Led by bespectacled University of California philosophy student-turned-professor Franklin Bruno, the prolific Nothing Painted Blue purveys fine, nervous aggro-pop which earned the band a reputation as logorrheic eggheads (for one thing, the obviously self-aware trio named one of its limited-edition cassettes Logorrhea). But though ØPB — the preferred abbreviation, natch — are certainly brainy sorts, the music they make is decidedly intra-disciplinary, boasting the verbosity and imagistic flair of an English major, the hyperactive drive of a physics prodigy, the formulaic precision of a math wiz and the big-picture skepticism of a Marx-loving epistemologist. (Yep, they also have a song called “Epistemophilia.”)
Singer/guitarist Bruno and drummer Kyle Brodie were high-school classmates who formally began the group in 1989, when Bruno and bassist Michael Neelon were attending Pomona College. Los Angeles was just a freeway drive away, but the band has always stuck to its suburban roots (the so-called Inland Empire), a commitment that eventually bore fruit in the form of other bands (Refrigerator, Diskothi-Q, Mountain Goats) and labels (most notably Shrimper). ØPB’s own imprint, Jupa, was responsible for A Baby, a Blanket, a Packet of Seeds, a promising sixteen-track medium-fi album that nods in the direction of Flying Nun for its perky melodicism and bands like Slovenly, or maybe even the Pop Group, for its skewed, skeletal energy.
Power Trips Down Lover’s Lane pays off on the debut’s promise. Though the band has said Shimmy boss Kramer’s shiny production doesn’t quite capture their murkier side, the album is a thoroughly infectious rollercoaster of herky-jerky riffs and memorable melodies, helped along by snaky violin parts and the supple touch of new bassist Joey Burns (also of Giant Sand). Songs like “Peace Dividend,” “Block Colors,” “Campaign Song” and “Storefronts” all burst with perfect pacing, pointed emotion and lazy beauty, as does a Go-Betweens cover, “Rock and Roll Friend.” Bruno is at his best lyrically here, offering a dense, brain-tickling batch of clever couplets and finely wrought scenarios that manage to be linguistically punch-drunk, substantively pointed and overwhelmingly evocative all at once. “She’s cherubic/She’s seraphic/She’s omniscient when it comes to traffic,” he sings of “Officer Angel,” a tribute to a real-life cop-turned-traffic reporter. “Register,” a witty critique of love and consumption, plays with every definition of the title word.
The self-produced Placeholders brings out that elusive murky side. It accents the music over the lyrics, then puts a further emphasis on distorted guitar crud and a harder (though sometimes slower) rhythmic attack. It’s a good-not-great effort — the lack of sprightliness makes the hooks less endearing and the words less affecting, although “Weak,” “Rightful Heir” and “Spread Your Poison” do deliver in both of those departments. There’s simply too much rock-damage and too much art-damage. And compared to Bruno’s best, the lyrics of the otherwise lively “Career Day” and the plodding “Houseguest” are mundane and unrealized. Personnel notes: on this record Peter Hughes (of Diskothi-Q) took over from Burns (who left to concentrate on Giant Sand), while subsequent live shows saw Neelon returning, this time on violin and second guitar.
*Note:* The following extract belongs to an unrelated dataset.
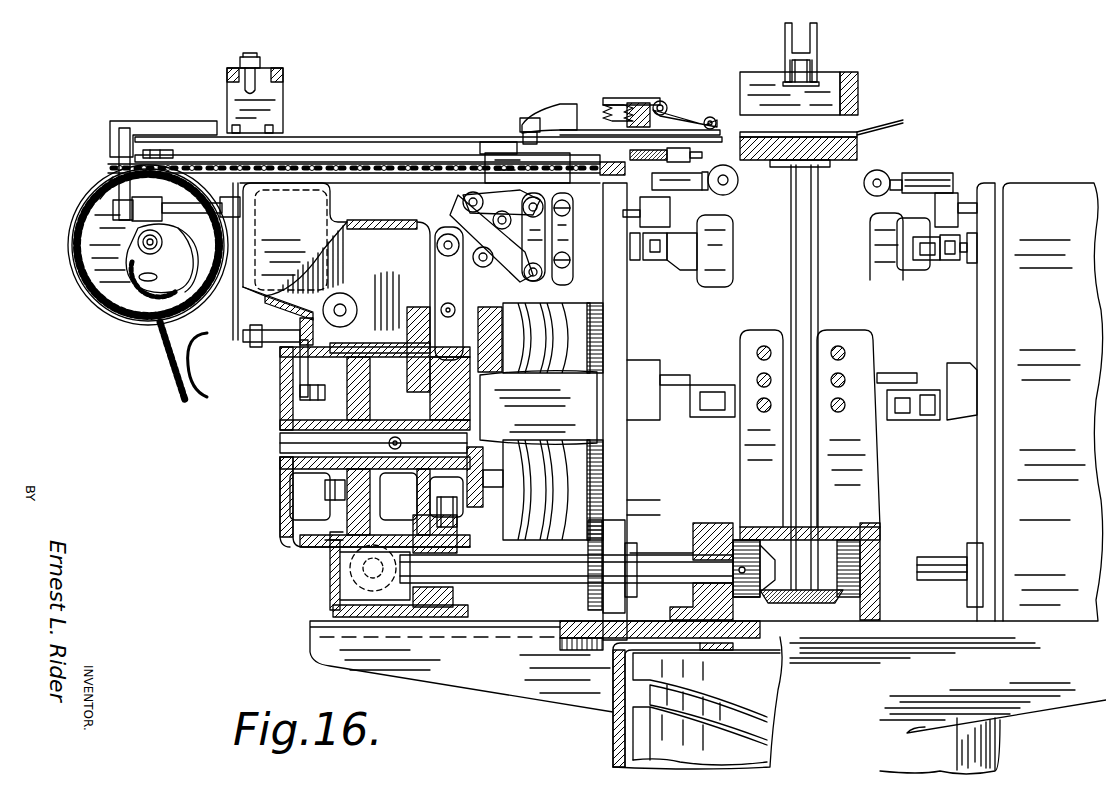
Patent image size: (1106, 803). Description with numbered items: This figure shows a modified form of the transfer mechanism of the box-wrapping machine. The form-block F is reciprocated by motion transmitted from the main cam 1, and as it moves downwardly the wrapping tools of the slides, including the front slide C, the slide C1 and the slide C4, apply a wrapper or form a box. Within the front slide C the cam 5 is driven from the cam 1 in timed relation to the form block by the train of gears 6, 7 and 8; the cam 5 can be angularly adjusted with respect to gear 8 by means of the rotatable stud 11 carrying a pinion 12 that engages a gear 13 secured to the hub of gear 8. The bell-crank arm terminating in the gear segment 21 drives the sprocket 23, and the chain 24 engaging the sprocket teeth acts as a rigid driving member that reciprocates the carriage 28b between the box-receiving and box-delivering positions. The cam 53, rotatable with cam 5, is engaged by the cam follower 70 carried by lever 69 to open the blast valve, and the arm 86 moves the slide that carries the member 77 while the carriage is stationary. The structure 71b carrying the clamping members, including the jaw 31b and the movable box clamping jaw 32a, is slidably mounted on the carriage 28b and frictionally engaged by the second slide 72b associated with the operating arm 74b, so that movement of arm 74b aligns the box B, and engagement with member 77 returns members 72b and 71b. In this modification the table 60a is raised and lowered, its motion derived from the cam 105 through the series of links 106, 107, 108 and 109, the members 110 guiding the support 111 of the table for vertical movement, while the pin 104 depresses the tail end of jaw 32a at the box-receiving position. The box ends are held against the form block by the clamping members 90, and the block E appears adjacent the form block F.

If the followup EP, The Future of Communications, is a step up in pop quality, that’s probably because it’s a step back chronologically: it leads off with an old single — the great, giddy “Sorely Tempted” — and tacks on one radio track and three other recordings, plus the titular “song,” a fifteen-minute spoken treatise on life, school, work and, yeah, the future of communications, as conceived by the band’s pal Scott Banks. Anyone who listens to it more than once is either a terminal grad student or one of the people featured on it — which happens to be the same thing.
The group splintered — not fatally, it turned out — while on tour in 1993 and Bruno took the opportunity to record A Bedroom Community, which arrived between Placeholders and The Future of Communications and finds him playing nearly all the instruments on thirteen ornate, highly personal tracks that are more folk-rock than one-man indie weirdness. The songs, supported mostly by piano and acoustic guitar leads, have a certain hushed momentum, but the thin vocals and robust lyrics seem a little out of place without the punch of a full band.
Nothing Painted Blue and Bruno solo have also spewed out a healthy number of cassettes, EPs and 7-inches for the Jupa, Shrimper, Scat, Simple Machines, Anyway and Car in Car labels. Emotional Discipline is a compilation CD.